Please. Honor’s eyes silently implored him. Then she whispered, “I beg you.”

Those hard, cold eyes magnetized hers as he gradually eased the pistol away from her. He lowered it to the ground, placing it behind his thigh where Emily couldn’t see it. But the implicit threat remained.

He removed his hand from around Honor’s neck and turned his head toward Emily. “Hi.”

He didn’t smile when he said it. Faint lines formed parentheses on either side of his mouth, but Honor didn’t think they had been grooved there by smiling.

Emily regarded him shyly and dug the toe of her sandal into the thick grass. “Hello.”

He extended his hand. “Give me the phone.”

She didn’t move, and when he snapped the fingers of his outstretched hand, she mumbled, “You didn’t say please.”
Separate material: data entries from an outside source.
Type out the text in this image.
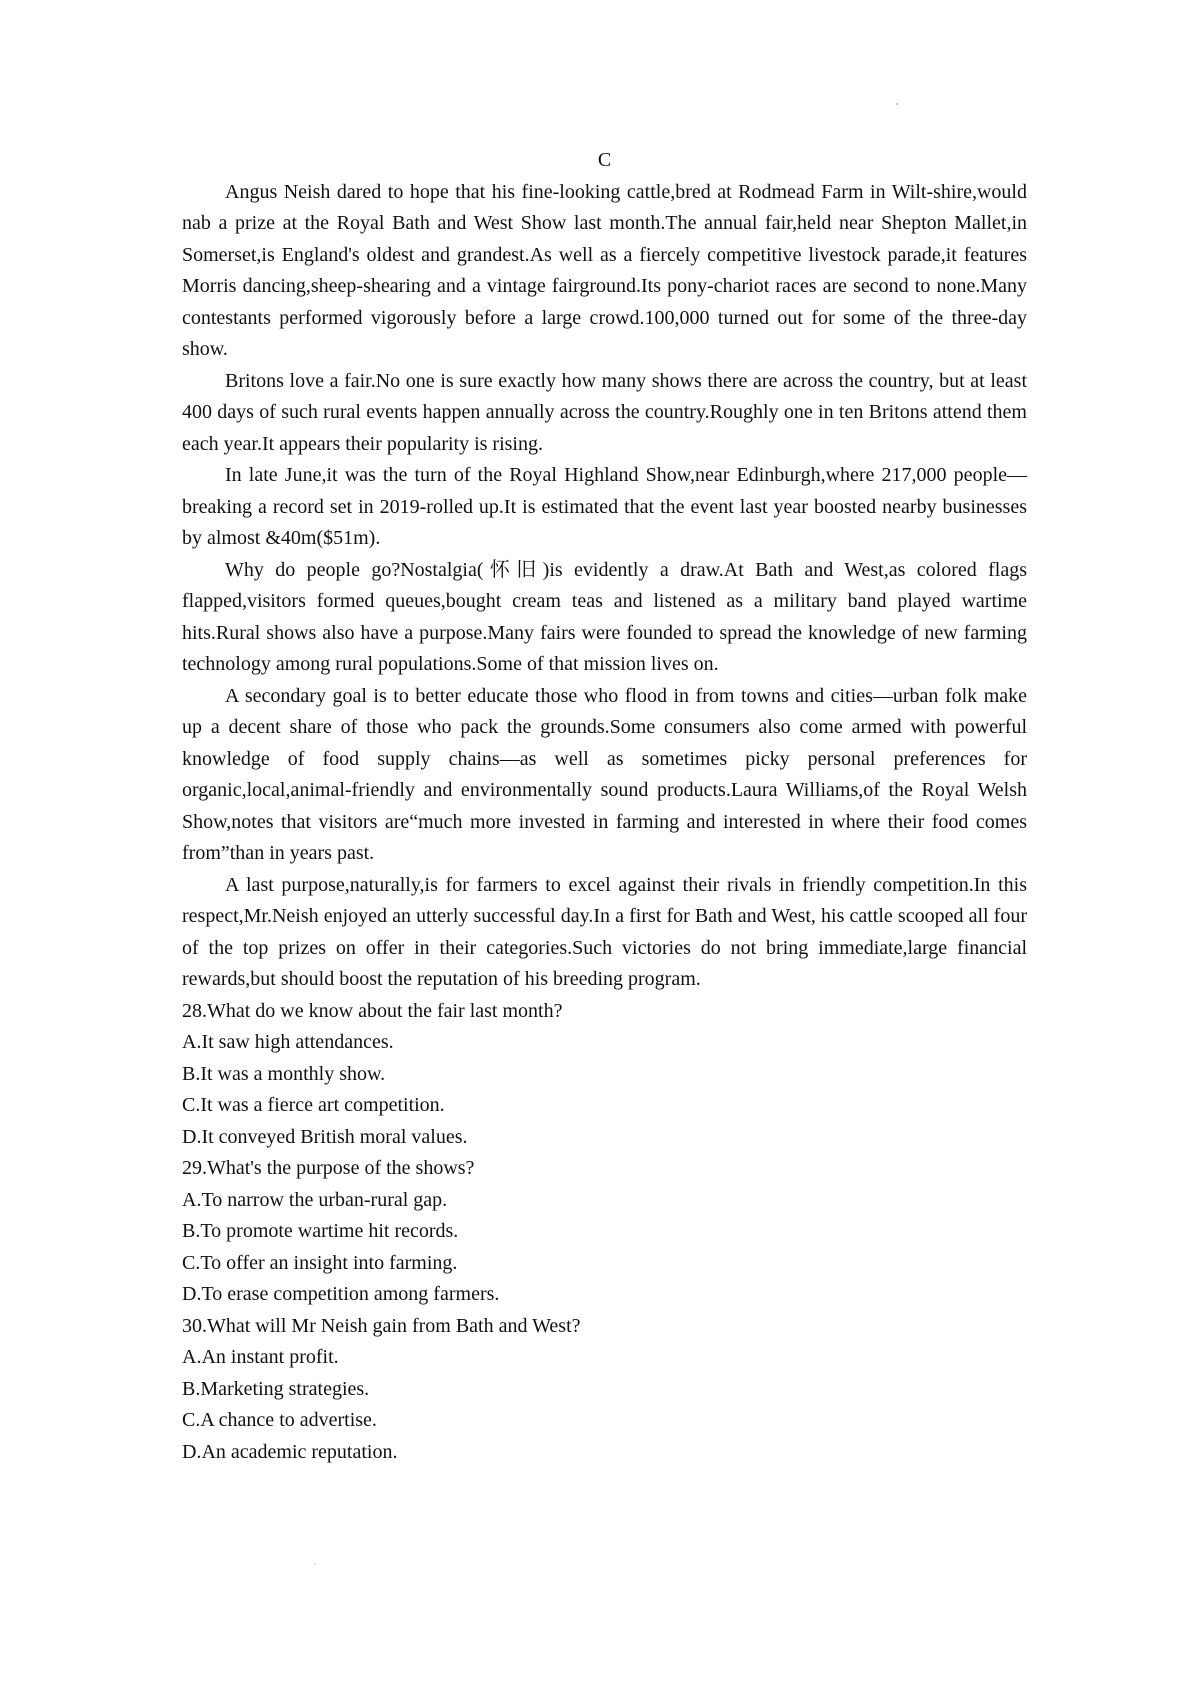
C

Angus Neish dared to hope that his fine-looking cattle,bred at Rodmead Farm in Wilt-shire,would nab a prize at the Royal Bath and West Show last month.The annual fair,held near Shepton Mallet,in Somerset,is England's oldest and grandest.As well as a fiercely competitive livestock parade,it features Morris dancing,sheep-shearing and a vintage fairground.Its pony-chariot races are second to none.Many contestants performed vigorously before a large crowd.100,000 turned out for some of the three-day show.

Britons love a fair.No one is sure exactly how many shows there are across the country, but at least 400 days of such rural events happen annually across the country.Roughly one in ten Britons attend them each year.It appears their popularity is rising.

In late June,it was the turn of the Royal Highland Show,near Edinburgh,where 217,000 people—breaking a record set in 2019-rolled up.It is estimated that the event last year boosted nearby businesses by almost &40m($51m).

Why do people go?Nostalgia(怀旧)is evidently a draw.At Bath and West,as colored flags flapped,visitors formed queues,bought cream teas and listened as a military band played wartime hits.Rural shows also have a purpose.Many fairs were founded to spread the knowledge of new farming technology among rural populations.Some of that mission lives on.

A secondary goal is to better educate those who flood in from towns and cities—urban folk make up a decent share of those who pack the grounds.Some consumers also come armed with powerful knowledge of food supply chains—as well as sometimes picky personal preferences for organic,local,animal-friendly and environmentally sound products.Laura Williams,of the Royal Welsh Show,notes that visitors are“much more invested in farming and interested in where their food comes from”than in years past.

A last purpose,naturally,is for farmers to excel against their rivals in friendly competition.In this respect,Mr.Neish enjoyed an utterly successful day.In a first for Bath and West, his cattle scooped all four of the top prizes on offer in their categories.Such victories do not bring immediate,large financial rewards,but should boost the reputation of his breeding program.

28.What do we know about the fair last month?

A.It saw high attendances.

B.It was a monthly show.

C.It was a fierce art competition.

D.It conveyed British moral values.

29.What's the purpose of the shows?

A.To narrow the urban-rural gap.

B.To promote wartime hit records.

C.To offer an insight into farming.

D.To erase competition among farmers.

30.What will Mr Neish gain from Bath and West?

A.An instant profit.

B.Marketing strategies.

C.A chance to advertise.

D.An academic reputation.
Please appeared to be a foreign concept to him. But after a moment, he said, “Please.”

Emily took a step toward him, then drew up short and looked at Honor, seeking permission. Although Honor’s lips were trembling almost uncontrollably, she managed to form a semblance of a smile. “It’s okay, sweetie. Give him the phone.”
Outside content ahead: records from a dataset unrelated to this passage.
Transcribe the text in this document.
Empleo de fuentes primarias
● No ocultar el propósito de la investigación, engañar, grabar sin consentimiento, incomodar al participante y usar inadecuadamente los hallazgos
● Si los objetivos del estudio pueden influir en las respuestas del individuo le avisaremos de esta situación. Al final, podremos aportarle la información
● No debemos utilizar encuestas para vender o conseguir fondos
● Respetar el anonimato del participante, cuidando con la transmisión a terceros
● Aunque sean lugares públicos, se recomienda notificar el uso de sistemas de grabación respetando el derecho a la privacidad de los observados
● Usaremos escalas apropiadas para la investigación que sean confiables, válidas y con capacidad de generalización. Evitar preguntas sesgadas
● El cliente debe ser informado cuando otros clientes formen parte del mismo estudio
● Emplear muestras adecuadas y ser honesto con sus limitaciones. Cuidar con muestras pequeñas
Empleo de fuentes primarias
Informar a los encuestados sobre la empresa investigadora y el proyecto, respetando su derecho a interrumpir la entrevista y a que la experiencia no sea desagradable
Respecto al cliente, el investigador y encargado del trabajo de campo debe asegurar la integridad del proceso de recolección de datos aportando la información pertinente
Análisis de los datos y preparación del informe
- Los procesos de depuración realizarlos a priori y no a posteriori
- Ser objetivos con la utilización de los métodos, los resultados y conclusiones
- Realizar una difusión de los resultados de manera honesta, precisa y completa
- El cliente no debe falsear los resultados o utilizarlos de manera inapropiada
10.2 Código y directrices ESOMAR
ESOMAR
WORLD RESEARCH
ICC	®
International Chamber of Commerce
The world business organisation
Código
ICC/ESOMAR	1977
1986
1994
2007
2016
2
Emily bashfully closed the distance between them. When she was within touching distance, she leaned far forward and dropped the phone into his palm.

His blood-smeared hand closed around it. “Thanks.”

“You’re welcome. Are you gonna call Grandpa?”

His eyes shifted to Honor. “Grandpa?”

“He’s coming for supper tonight,” Emily announced happily.

Holding Honor’s stare, the man drawled, “Is that right?”

“Do you like pizza?”

“Pizza?” He looked back at Emily. “Yeah. Sure.”

“Mommy said I can have pizza for supper because it’s a party.”

“Huh.” He slid Honor’s cell phone into the front pocket of his dirty jeans, then encircled her biceps with his free hand and pulled her up as he stood. “Looks like I got here just in time, then. Let’s go inside. You can tell me all about tonight’s party.” Keeping a grip on Honor’s arm, he propelled her toward the house. Her legs were so shaky they barely supported her as she took those first few stumbling steps. Emily got distracted by the cat. She chased after him, calling, “Here, kitty,” as he slunk into a hedge on the far side of the yard.